Durbin expressed optimism that enough Republican lawmakers would be willing to philosophically break with the budget they just passed in order to raise federal investments in this area. He has introduced the American Innovation Act, a bill to provide an annual budget increase of 5 percent to five federal agencies that fund science research. He also expressed some openness to the idea of making funding for the NIH mandatory, as opposed to discretionary. And he didn't rule out a proposal from Sen. Elizabeth Warren (D-Mass.) that would create a proverbial swear jar for big pharmaceutical companies, in which they would pay into a fund for NIH research each time they broke the law and settled suits brought by the federal government.

"She’s talked to me about it," he said. "And PhARMA has talked to me about it. And I’ve said I don’t know how much predictability there is in that kind of sourcing as to how much they’re going to be penalized each year. But I’ve said to her that I’m open to suggestions. I’m really agnostic on sources here. And I’ve said to PhARMA, 'You don’t like that idea then give me a better one.'"

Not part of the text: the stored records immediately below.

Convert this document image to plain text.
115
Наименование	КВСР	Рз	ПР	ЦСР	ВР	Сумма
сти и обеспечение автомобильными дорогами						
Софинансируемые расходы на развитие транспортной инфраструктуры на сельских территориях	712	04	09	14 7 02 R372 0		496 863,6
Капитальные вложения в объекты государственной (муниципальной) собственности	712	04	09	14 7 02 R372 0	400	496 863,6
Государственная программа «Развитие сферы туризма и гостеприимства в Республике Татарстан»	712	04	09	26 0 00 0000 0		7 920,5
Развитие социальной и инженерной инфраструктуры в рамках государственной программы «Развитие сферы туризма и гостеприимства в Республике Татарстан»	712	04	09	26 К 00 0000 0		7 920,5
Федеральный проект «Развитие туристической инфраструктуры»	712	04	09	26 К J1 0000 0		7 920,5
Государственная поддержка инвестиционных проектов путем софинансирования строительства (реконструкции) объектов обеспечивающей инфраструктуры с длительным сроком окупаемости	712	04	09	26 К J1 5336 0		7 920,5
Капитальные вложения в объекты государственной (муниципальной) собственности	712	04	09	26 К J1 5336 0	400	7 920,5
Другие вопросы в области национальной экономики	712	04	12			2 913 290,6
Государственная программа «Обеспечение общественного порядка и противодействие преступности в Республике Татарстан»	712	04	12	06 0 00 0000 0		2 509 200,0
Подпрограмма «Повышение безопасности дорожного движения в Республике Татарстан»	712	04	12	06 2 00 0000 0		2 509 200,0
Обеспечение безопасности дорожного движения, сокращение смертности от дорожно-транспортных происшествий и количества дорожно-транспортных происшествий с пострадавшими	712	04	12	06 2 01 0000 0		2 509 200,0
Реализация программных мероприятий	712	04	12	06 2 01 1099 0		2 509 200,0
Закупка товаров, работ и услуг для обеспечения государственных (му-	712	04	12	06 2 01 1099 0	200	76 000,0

A more likely resolution, however, will come in the form of a bipartisan bill that only partially relieves sequestration -- a replica of the deal cut by Sen. Patty Murray (D-Wash.) and Rep. Paul Ryan (R-Wis.) in 2013, which remains in effect until October. Ryan, last week, said he'd be open to something similar again. And some of the more hawkish Republican senators have said they'd be willing to give in on issues like raising revenue if it meant saving defense spending from the sequester.

Told that his ultimatum that non-defense spending get relief made him a liberal equivalent of Sen. John McCain (R-Ariz.), Durbin replied, "I'm honored to be compared."